His ERA is actually misleading; his FIP is much better at 2.25.

So that shows that maybe he’s succeeding even more in AAA than it appears. Of course the reason that people don’t talk more about Milone, as many of you know, is his complete lack of fastball velocity. There isn’t much more than that, nobody would poo poo a guy who strikes out a hitter an inning but doesn’t have a great secondary pitch, it’s all about the fastball. Sickels, though, doesn’t really seem to think that makes him fringy, just a bit risky. Here’s what he says:

Milone doesn’t show up on hot prospect lists because he doesn’t throw hard: his fastball is just in the 85-87 range, hitting 88-89 on his very best days. Despite the lack of velocity, the fastball is an effective pitch for him due to the contrast with his plus-quality changeup, a good cutter, and a solid-to-above-average curve. His command is obviously terrific, he has mound presence, and a consistent habit of exceeding the expectations of scouts.

So there you go, more insight into how Milone pitches (as opposed to those stats, which really show us what he did) than I’ve seen before. Although I’ve always assumed he’s all about command, it’s nice to hear some of that confirmed. Of course, true to form when anyone talks about Milone, Sickels terms him an “intriguing” prospect.
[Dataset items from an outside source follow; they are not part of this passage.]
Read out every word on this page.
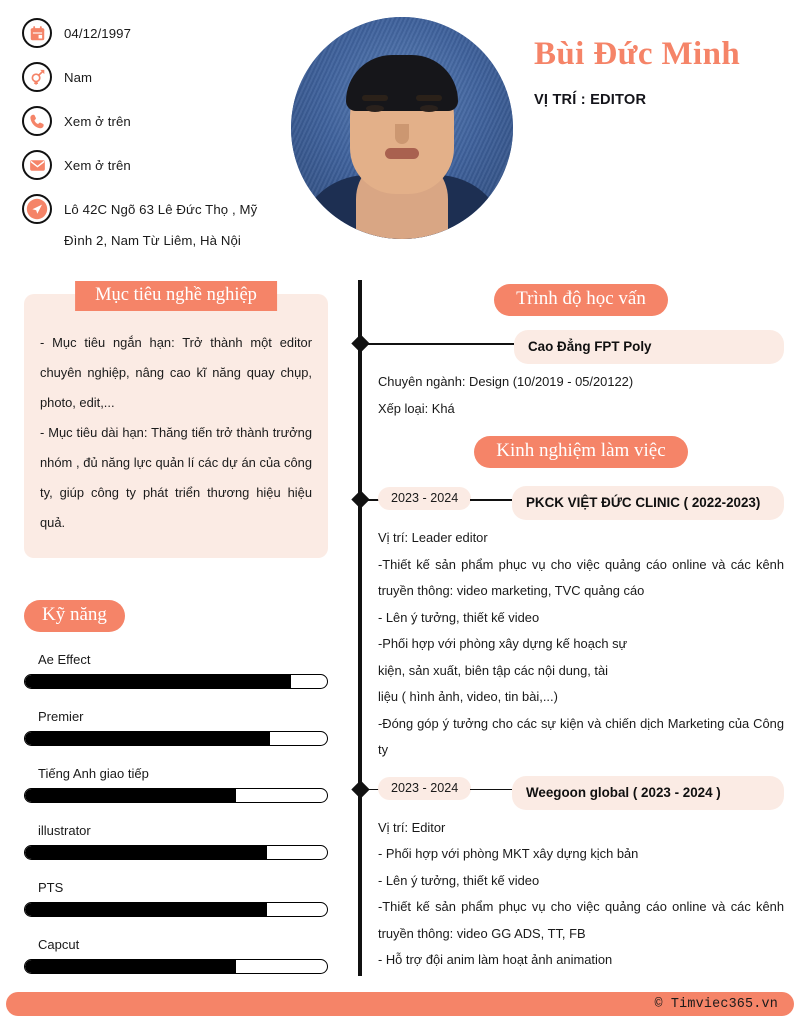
04/12/1997
Nam
Xem ở trên
Xem ở trên
Lô 42C Ngõ 63 Lê Đức Thọ , Mỹ
Đình 2, Nam Từ Liêm, Hà Nội
Bùi Đức Minh
VỊ TRÍ : EDITOR
Mục tiêu nghề nghiệp

- Mục tiêu ngắn hạn: Trở thành một editor chuyên nghiệp, nâng cao kĩ năng quay chụp, photo, edit,...

- Mục tiêu dài hạn: Thăng tiến trở thành trưởng nhóm , đủ năng lực quản lí các dự án của công ty, giúp công ty phát triển thương hiệu hiệu quả.

Kỹ năng
Ae Effect
Premier
Tiếng Anh giao tiếp
illustrator
PTS
Capcut
Trình độ học vấn
Cao Đẳng FPT Poly

Chuyên ngành: Design (10/2019 - 05/20122)

Xếp loại: Khá

Kinh nghiệm làm việc
2023 - 2024	PKCK VIỆT ĐỨC CLINIC ( 2022-2023)

Vị trí: Leader editor

-Thiết kế sản phẩm phục vụ cho việc quảng cáo online và các kênh truyền thông: video marketing, TVC quảng cáo

- Lên ý tưởng, thiết kế video

-Phối hợp với phòng xây dựng kế hoạch sự

kiện, sản xuất, biên tập các nội dung, tài

liệu ( hình ảnh, video, tin bài,...)

-Đóng góp ý tưởng cho các sự kiện và chiến dịch Marketing của Công ty

2023 - 2024	Weegoon global ( 2023 - 2024 )

Vị trí: Editor

- Phối hợp với phòng MKT xây dựng kịch bản

- Lên ý tưởng, thiết kế video

-Thiết kế sản phẩm phục vụ cho việc quảng cáo online và các kênh truyền thông: video GG ADS, TT, FB

- Hỗ trợ đội anim làm hoạt ảnh animation

© Timviec365.vn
He says that Milone’s success as he has moved up is a good sign for the future.

The Nationals starting rotation has been very good this year, and has been unusually healthy. It makes you wonder, though, if Milone continues to pitch in AAA this well, how long will it be before the Nats decide to give him a chance to start in the majors. My bet is that he may be on the short list of “next guys up”, but they aren’t in a rush to move him to the majors just yet.